Berdasarkan penelusuran dari situs elhkpn.kpk.go.id, mantan Panglima TNI era Presiden Susilo Bambang Yudhoyono (SBY) ini terakhir kali melaporkan harta kekayaannya pada 30 Maret 2020.
Dalam Laporan Harta Kekayaan Penyelenggara Negara (LHKPN) tersebut, total harta kekayaan Moeldoko mencapai Rp46.137.114.631.
Secara perinci, harta Moeldoko terdiri dari harta bergerak dan tidak bergerak. Untuk harta tidak bergerak, tercatat memiliki 11 bidang tanah dan bangunan yang tersebar di Bogor, Jakarta dan Pasuruan senilai Rp33.431.000.000.
Sementara untuk harta bergerak, mantan Ketua Umum Himpunan Kerukunan Tani Indonesia (HKTI) Ini tercatat memiliki satu buah mobil Toyota Camry senilai Rp200 juta.
Moeldoko juga tercatat mempunyai harta bergerak lainnya sejumlah Rp204.000.000, serta kas dan setara kas senilai Rp6.694.614.631.
Selain itu, Moeldoko punya harta lainnya senilai Rp5.607.500.000. Dia pun tercatat tidak memiliki utang.
Sebelumnya, Ketua Umum Partai Demokrat Agus Harimurti Yudhoyono menuding ada upaya pihak Istana "mengkudeta" tampuk kepemimpinan di Partai Demokrat.
Menanggapi isu tersebut, Kepala Staf Kepresidenan (KSP) Moeldoko menyampaikan bahwa hal itu menjadi tanggung jawabnya sebagai KSP.

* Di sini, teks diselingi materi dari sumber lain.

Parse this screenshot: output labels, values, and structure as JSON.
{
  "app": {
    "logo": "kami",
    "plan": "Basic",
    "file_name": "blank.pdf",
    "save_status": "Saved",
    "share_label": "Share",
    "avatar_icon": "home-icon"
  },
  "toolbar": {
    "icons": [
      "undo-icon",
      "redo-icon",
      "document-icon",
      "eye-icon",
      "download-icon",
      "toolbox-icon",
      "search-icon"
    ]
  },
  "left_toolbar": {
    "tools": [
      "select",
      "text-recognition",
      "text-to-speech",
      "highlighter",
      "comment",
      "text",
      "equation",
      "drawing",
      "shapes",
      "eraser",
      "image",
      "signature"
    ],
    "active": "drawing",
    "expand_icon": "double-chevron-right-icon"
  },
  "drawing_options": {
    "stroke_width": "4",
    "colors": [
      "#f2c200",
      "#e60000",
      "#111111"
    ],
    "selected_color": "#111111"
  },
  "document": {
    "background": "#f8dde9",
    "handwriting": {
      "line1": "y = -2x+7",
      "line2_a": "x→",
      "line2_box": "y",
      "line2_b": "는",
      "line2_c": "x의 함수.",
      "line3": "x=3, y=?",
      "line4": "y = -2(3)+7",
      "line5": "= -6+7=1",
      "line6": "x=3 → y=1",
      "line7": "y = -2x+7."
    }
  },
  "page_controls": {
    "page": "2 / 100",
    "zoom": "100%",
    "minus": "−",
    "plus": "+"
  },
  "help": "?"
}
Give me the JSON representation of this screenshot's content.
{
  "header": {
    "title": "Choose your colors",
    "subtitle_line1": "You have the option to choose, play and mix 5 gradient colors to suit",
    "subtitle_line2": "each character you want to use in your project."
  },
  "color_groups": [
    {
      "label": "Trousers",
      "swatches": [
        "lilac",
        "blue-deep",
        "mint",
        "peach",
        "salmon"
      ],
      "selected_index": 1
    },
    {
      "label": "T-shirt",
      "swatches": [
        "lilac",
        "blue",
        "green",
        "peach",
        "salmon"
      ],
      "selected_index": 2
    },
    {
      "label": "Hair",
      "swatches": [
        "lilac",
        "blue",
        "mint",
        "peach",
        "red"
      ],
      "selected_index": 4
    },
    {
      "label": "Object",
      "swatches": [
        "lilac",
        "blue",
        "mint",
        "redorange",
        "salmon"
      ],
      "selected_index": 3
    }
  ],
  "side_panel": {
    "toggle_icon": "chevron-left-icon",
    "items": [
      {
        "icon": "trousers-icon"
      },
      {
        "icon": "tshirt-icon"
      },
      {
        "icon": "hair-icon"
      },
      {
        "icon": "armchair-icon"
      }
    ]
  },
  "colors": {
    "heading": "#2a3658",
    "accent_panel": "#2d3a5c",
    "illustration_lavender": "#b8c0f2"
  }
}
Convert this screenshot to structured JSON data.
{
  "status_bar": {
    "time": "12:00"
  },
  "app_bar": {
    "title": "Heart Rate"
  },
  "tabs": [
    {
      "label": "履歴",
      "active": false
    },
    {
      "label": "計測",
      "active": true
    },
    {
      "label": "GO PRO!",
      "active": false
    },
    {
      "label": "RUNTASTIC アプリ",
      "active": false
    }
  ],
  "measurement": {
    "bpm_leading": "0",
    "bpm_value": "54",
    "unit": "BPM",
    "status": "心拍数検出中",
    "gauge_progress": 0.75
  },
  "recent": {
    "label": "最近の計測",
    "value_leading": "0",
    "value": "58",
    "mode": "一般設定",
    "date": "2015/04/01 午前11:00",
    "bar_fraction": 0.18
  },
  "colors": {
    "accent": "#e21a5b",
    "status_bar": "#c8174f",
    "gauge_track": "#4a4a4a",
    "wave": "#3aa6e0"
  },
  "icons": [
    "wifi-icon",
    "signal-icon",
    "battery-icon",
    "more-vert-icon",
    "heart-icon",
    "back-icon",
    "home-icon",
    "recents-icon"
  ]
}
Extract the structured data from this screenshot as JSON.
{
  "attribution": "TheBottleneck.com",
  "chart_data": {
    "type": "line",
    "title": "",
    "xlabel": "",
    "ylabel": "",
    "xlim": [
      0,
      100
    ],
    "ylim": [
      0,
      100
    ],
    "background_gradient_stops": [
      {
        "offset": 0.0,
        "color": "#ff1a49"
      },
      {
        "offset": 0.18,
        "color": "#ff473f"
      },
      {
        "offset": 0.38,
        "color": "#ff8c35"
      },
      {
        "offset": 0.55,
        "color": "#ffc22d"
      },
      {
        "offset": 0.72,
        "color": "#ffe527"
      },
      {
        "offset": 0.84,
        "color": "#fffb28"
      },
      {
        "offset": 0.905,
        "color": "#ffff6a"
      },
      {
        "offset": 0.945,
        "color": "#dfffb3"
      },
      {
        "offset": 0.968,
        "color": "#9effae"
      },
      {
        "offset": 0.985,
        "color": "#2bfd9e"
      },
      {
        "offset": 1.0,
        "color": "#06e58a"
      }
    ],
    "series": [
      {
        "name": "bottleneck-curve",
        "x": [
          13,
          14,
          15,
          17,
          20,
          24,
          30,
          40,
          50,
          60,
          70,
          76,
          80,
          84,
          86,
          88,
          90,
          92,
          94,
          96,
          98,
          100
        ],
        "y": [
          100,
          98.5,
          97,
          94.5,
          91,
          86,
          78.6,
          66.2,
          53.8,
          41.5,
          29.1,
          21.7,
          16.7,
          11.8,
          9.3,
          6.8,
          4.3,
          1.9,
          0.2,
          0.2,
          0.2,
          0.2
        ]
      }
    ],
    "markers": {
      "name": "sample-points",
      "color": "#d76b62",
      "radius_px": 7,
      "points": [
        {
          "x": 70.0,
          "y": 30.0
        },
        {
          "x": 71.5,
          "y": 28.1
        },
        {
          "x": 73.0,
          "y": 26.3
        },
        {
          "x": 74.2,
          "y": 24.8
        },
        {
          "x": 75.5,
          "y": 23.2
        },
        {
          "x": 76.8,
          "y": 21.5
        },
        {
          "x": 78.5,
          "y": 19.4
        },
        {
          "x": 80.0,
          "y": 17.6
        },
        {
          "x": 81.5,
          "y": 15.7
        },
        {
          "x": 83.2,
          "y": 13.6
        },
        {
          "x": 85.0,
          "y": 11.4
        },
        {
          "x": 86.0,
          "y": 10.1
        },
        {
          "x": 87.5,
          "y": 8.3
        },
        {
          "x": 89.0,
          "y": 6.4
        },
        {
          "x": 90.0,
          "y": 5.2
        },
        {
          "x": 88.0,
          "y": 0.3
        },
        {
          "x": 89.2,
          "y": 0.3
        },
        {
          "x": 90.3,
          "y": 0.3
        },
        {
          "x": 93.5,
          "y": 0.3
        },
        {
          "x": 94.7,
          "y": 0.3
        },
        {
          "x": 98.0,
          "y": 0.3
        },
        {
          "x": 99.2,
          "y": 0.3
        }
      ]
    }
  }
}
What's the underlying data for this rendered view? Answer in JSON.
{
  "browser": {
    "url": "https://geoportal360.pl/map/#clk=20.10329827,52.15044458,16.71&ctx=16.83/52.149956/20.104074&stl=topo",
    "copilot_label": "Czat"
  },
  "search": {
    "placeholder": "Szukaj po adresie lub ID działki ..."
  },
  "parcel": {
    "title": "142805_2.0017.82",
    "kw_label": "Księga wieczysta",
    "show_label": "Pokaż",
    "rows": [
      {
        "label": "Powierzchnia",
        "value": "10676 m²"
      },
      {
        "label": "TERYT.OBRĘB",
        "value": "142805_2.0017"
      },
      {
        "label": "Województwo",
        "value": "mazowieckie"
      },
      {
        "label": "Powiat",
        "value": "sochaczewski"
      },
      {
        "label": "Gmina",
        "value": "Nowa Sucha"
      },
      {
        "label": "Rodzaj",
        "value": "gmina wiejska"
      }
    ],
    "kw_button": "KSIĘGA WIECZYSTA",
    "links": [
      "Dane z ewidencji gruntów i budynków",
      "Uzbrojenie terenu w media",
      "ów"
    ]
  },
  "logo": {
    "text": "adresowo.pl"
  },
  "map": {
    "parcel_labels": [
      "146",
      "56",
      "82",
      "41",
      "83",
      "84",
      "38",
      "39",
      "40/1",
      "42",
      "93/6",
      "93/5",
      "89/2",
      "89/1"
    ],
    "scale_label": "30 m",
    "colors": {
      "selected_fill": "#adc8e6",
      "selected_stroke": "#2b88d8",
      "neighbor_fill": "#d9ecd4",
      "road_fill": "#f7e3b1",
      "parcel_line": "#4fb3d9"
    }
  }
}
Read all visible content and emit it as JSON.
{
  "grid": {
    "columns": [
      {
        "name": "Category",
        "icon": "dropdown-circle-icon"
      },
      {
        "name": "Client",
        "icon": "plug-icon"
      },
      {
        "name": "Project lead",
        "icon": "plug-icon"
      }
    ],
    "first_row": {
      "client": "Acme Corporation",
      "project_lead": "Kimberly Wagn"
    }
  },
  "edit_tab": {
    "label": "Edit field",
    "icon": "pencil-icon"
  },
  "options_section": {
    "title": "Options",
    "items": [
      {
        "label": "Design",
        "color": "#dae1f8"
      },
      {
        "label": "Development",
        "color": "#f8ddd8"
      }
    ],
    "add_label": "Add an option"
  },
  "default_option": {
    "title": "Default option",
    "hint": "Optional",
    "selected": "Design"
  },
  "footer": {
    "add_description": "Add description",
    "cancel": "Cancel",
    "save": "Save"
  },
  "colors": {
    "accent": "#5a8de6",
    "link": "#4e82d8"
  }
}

“Jangan dikit-dikit Istana dan jangan ganggu Pak Jokowi dalam hal ini karena beliau dalam hal ini tidak tahu sama sekali, tidak tahu apa-apa. Itu urusan saya, Moeldoko ini selaku KSP,” ujarnya dalam konferensi pers, Senin (1/2/2021).
Lebih lnjut, dia menampik kebenaran isu tersebut dan menduga bahwa kedatangan sejumlah kader Partai Demokrat untuk menemuinya menjadi asal muasal terbentuknya isu tersebut.
“Mungkin dasarnya foto-foto [para kader dengannya]. Orang dari Indonesia timur dari mana-mana kan pengen foto sama saya. Ya saya terima aja, apa susahnya,” ungkapnya kemudian.